Menteri Hanif itu masih juga menyimpulkan hal yang sama dengan Menteri sebelumnya, bahwa vonis hukuman yang berat dan setimpal terhadap pelaku kekerasan, seperti majikan Erwiana, harus dilakukan. Hal ini dapat menjadi pelajaran bagi setiap pengguna BMI di luar negeri untuk tidak melakukan kekerasan terulang kembali. Ia ingin agar keadilan ditegakkan pada kasus yang dialami Erwiana dan kasus sejenis itu. Ia pun akan terus berkomunikasi dan bekerja sama dengan Konsuler Jenderal Republik Indonesia serta pemerintah Hong Kong dalam menangani kasus ini. Fakta di lapangan ribuan buruh migran diluar negeri jadi korban kekerasan tanpa bisa dicegah karena tidak adanya jaminan kepastian akan perlindungan.
"Kami ingin pastikan setiap pelaku kekerasan terhadap TKI akan mendapat hukuman yang berat," kata Hanif (terlihat agak ragu-ragu mimik mukanya).
Nuraini saat masih sehat |
Anggota legislatif itu juga bernada sama dan berjanji akan lebih melindungi BMI di Luar Negeri. Salah satu caranya yang dia bisa lakukan juga sama, merevisi UU Nomor 39 Tahun 2004 tentang Penempatan dan Perlindungan Tenaga Kerja Indonesia di Luar Negeri.
"Kami akan perbanyak pasal tentang perlindungan untuk TKI," katanya.

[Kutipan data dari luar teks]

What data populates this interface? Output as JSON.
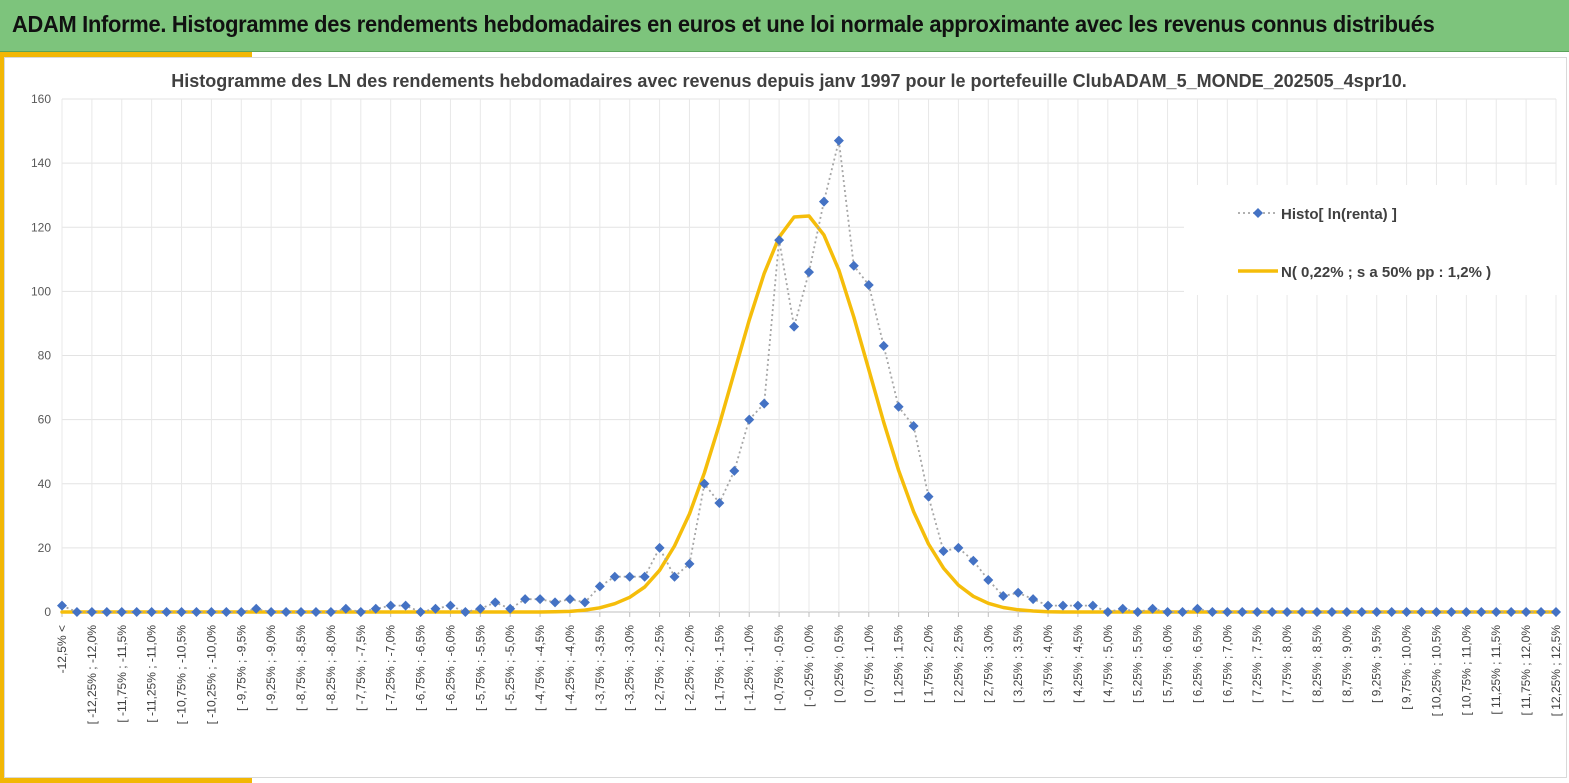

Okky sepertinya sudah tahu bahwa selama ini pasal yang terdapat pada Undang-Undang Buruh Migran itu lebih banyak mengatur bisnis pengirimannya saja. Dengan datar ia hanya menambahkan akan meminta Komisi I DPR mengikutsertakan Kementerian Luar Negeri untuk memantau dan melindungi buruh migran di luar negeri.
Menurut Okky, setelah masuk program legislasi nasional, undang-undang itu bisa selesai minimal dua kali sidang lagi. "Itu kira-kira enam bulan lagi," katanya.

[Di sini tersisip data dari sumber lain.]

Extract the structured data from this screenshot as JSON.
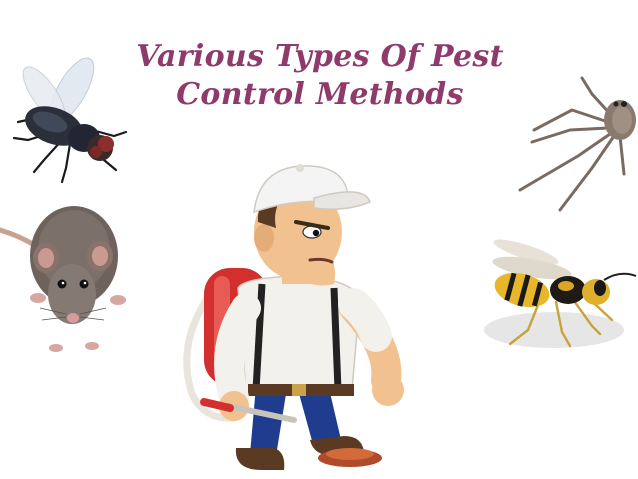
{
  "slide": {
    "title_line1": "Various Types Of Pest",
    "title_line2": "Control Methods"
  },
  "images": [
    {
      "name": "fly",
      "icon": "fly-icon"
    },
    {
      "name": "rat",
      "icon": "rat-icon"
    },
    {
      "name": "spider",
      "icon": "spider-icon"
    },
    {
      "name": "wasp",
      "icon": "wasp-icon"
    },
    {
      "name": "exterminator",
      "icon": "exterminator-icon"
    }
  ],
  "colors": {
    "title": "#8e3a6b",
    "tank": "#d32f2f",
    "pants": "#1f3c8f",
    "cap": "#f4f4f4"
  }
}
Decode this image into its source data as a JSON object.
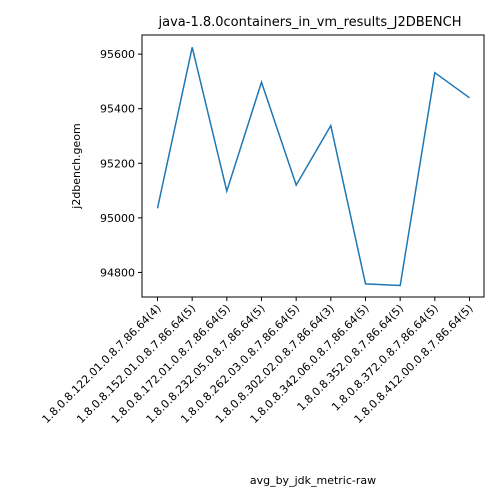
{
  "chart_data": {
    "type": "line",
    "title": "java-1.8.0containers_in_vm_results_J2DBENCH",
    "xlabel": "avg_by_jdk_metric-raw",
    "ylabel": "j2dbench.geom",
    "categories": [
      "1.8.0.8.122.01.0.8.7.86.64(4)",
      "1.8.0.8.152.01.0.8.7.86.64(5)",
      "1.8.0.8.172.01.0.8.7.86.64(5)",
      "1.8.0.8.232.05.0.8.7.86.64(5)",
      "1.8.0.8.262.03.0.8.7.86.64(5)",
      "1.8.0.8.302.02.0.8.7.86.64(3)",
      "1.8.0.8.342.06.0.8.7.86.64(5)",
      "1.8.0.8.352.0.8.7.86.64(5)",
      "1.8.0.8.372.0.8.7.86.64(5)",
      "1.8.0.8.412.00.0.8.7.86.64(5)"
    ],
    "values": [
      95035,
      95625,
      95098,
      95497,
      95120,
      95338,
      94758,
      94752,
      95532,
      95440
    ],
    "yticks": [
      94800,
      95000,
      95200,
      95400,
      95600
    ],
    "ylim": [
      94710,
      95670
    ],
    "grid": false,
    "line_color": "#1f77b4"
  }
}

Tentu saja teriakan penolakan buruh migran terhadternyata masih belum didengar oleh pemerintah dan legislator senayan. Ramses dari Dewan Pengurus Nasional Serikat Buruh Migran Indonesia (DPN SBMI) mengatakan bahwa revisi tidak akan otomatis merubah undang-undang menjamin perlindungan walau ada penambahan pasal tentang perlindungan. Undang-Undang 39 tahun 2014 jelas-jelas sebagai produk politik pragmatis rejim antek-antek kapitalis yang berorientasi bisnis. Undang-Undang ini hanya cara frustasi pemerintahan untuk mengalihkan tanggung jawabnya menyediakan lapangan kerja baru agar rakyatnya tidak terpaksa bekerja di luar negeri yang tanpa jaminan perlindungan itu.
"Negara tidak ada kalau penempatan dan perlindungan Buruh Migran masih diserahkan pada pihak swasta (PPTKIS) dan perusahaan asuransi swasta?", jelas Ramses lagi menegaskan penolakan buruh migran terhadap Undang-Undang ini.